The first chair we thought about rated a 9 on the comfort scale, and a 3 on the looks scale. Alas, I didn’t think to take a picture, but imagine worn used-to-be-mint-green upholstery, a wide, alien-head-shaped back, squat bottom, and pounds of overstuffed comfort. And, best of all, a $40 pricetag. After playing the get-up-sit-down game a few hundred times, we decided to keep walking a few rows until we found something more our style. As our friend put it, it was shabby chic, except not chic.
That was in row CC. (All the way in the back.) By the time we got to row X—about an hour later—my legs had begun having an avid conversation with my back, and I don’t know what the topic was, but I have the distinct feeling my back is libertarian to my definitely socialist legs. I was slowing down, and I knew we’d have to make a decision. “Two more rows,” I said, “and we’ll go back for the chair.”
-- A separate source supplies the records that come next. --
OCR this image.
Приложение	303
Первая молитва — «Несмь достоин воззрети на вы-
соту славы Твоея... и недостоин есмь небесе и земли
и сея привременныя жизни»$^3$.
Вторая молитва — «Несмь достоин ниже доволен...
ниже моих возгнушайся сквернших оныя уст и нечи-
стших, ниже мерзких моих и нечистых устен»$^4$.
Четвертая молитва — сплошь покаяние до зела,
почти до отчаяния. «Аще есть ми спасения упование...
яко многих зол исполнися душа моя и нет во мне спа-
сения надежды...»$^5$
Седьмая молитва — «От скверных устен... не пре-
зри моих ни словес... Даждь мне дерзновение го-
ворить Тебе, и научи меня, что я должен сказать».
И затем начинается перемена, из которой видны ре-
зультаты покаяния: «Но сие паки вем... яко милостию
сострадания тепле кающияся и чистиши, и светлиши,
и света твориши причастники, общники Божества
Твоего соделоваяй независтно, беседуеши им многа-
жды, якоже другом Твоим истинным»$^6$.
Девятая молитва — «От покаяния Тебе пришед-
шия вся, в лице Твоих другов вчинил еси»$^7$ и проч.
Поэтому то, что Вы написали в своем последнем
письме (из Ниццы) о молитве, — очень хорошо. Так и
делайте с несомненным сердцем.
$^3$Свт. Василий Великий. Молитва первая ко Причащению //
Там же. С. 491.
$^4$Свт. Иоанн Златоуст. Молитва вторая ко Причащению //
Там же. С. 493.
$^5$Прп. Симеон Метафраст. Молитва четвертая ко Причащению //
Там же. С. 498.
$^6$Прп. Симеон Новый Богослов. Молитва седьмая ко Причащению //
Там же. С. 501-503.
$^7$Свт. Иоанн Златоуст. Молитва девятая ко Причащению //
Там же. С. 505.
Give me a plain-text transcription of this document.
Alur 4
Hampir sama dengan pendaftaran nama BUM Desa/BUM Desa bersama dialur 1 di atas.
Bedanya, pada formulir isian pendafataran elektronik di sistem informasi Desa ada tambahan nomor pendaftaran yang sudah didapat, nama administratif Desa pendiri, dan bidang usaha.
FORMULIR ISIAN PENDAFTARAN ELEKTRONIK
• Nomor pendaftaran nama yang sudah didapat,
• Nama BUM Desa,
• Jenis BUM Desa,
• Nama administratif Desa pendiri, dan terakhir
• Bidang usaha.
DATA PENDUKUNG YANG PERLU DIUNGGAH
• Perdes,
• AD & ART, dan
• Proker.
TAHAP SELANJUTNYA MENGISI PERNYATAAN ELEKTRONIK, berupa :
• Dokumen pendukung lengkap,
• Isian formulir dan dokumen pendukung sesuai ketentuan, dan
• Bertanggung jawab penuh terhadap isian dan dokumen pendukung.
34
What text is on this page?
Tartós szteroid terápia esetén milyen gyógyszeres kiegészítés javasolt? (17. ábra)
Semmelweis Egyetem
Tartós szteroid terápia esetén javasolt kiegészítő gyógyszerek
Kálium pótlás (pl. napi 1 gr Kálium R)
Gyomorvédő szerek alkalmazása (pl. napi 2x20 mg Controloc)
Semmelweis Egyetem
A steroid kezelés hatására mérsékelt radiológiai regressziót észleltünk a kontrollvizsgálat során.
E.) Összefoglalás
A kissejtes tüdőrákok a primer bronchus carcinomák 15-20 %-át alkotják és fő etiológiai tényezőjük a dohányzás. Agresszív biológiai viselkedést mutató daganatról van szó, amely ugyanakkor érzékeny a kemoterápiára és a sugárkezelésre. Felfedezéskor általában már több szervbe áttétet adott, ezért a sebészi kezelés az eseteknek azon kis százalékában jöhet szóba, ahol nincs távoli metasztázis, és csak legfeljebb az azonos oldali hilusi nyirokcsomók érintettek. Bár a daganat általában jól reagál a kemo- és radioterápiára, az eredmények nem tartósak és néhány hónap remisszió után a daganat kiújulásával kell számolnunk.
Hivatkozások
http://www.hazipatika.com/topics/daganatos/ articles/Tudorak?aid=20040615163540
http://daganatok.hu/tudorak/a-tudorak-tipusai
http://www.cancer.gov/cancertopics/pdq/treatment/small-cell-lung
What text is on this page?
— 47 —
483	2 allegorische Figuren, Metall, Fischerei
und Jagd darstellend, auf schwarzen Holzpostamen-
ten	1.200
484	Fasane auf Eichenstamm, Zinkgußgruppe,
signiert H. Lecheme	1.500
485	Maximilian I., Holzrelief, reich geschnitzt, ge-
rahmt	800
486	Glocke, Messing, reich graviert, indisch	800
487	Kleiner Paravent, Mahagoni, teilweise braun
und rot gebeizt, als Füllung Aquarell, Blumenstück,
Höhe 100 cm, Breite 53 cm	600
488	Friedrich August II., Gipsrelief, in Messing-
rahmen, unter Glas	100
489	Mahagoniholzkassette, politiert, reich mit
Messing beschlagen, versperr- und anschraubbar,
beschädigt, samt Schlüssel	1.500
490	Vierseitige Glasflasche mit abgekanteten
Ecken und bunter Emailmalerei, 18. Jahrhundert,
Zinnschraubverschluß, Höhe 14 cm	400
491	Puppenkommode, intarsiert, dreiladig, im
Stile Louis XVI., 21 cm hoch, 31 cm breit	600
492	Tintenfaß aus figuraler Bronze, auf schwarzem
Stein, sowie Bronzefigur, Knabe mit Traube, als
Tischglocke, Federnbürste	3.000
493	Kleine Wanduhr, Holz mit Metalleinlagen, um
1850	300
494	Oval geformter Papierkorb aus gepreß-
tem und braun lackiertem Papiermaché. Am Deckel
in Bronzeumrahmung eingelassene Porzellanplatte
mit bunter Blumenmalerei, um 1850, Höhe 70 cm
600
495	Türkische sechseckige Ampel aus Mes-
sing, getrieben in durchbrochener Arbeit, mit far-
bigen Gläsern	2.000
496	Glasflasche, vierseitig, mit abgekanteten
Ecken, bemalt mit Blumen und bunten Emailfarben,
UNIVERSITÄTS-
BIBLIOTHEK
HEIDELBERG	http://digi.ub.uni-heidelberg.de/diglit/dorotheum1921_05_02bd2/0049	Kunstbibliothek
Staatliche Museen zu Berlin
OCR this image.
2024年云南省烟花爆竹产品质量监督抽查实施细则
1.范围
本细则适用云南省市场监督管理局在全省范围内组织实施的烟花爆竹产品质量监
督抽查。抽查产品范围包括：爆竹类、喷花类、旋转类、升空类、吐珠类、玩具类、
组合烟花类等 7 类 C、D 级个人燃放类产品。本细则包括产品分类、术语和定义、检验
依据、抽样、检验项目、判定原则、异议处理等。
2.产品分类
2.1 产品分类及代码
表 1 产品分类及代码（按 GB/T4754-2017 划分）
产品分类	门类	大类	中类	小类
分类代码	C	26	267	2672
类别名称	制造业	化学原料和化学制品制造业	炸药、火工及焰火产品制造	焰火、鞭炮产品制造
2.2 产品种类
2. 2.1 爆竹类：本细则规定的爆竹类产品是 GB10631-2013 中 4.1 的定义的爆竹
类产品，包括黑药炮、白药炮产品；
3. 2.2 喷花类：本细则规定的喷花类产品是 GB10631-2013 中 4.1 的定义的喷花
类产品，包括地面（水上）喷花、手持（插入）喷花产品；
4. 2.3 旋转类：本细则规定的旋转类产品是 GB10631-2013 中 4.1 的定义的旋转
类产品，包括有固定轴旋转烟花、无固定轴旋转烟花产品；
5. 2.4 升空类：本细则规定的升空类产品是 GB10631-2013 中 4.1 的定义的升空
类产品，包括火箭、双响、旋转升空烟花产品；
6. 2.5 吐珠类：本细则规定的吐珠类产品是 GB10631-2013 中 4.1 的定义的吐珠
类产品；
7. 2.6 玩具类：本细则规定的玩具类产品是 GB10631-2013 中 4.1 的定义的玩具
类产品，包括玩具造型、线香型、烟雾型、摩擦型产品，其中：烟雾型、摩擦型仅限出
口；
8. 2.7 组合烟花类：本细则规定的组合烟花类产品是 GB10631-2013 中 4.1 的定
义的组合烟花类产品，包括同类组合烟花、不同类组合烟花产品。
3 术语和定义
Rounded another corner, and there she was: a sturdy arts-and-crafts Mission style rocking chair, with faux leather upholstery, tagged at $60. Far smaller than the Green Monster, but less cozy, and leaps more attractive. It could use some TLC, for certain; the wood could use a good polish, and we’ll need to prop a pillow in the back. But it rated a 7 on the comfort scale, a 7 on the looks scale, and a 10 on the price scale, and besides, what California home doesn’t need an arts and crafts rocking chair? We paid for the chair on the spot and came back for it an hour later.
Extra bonus: we found a Le Creuset fireproof casserole for $33, which cooked up some lovely scalloped potatoes last night.

The Teacher's Pet, The Spitfire, The Rocket Girl, and The Assassin
One last note: Saturday night three Devil-Ettes and I played hostess at a benefit for Creativity Explored, an art studio for developmentally disabled adults in the Mission; we did coat check and danced in the window a bit. And only three people figured out I was pregnant—a bartender actually offered me absinthe. The girls tried to tell me was a compliment, but I think everyone just assumed I had an ill-fitting costume. The bonus of having a night off of visible pregnancy, though? I can eat salami and cheese from the platters without worrying about getting the hairy eyeball.







Outstanding choice on the rocker! I think you’ll be very very happy about that!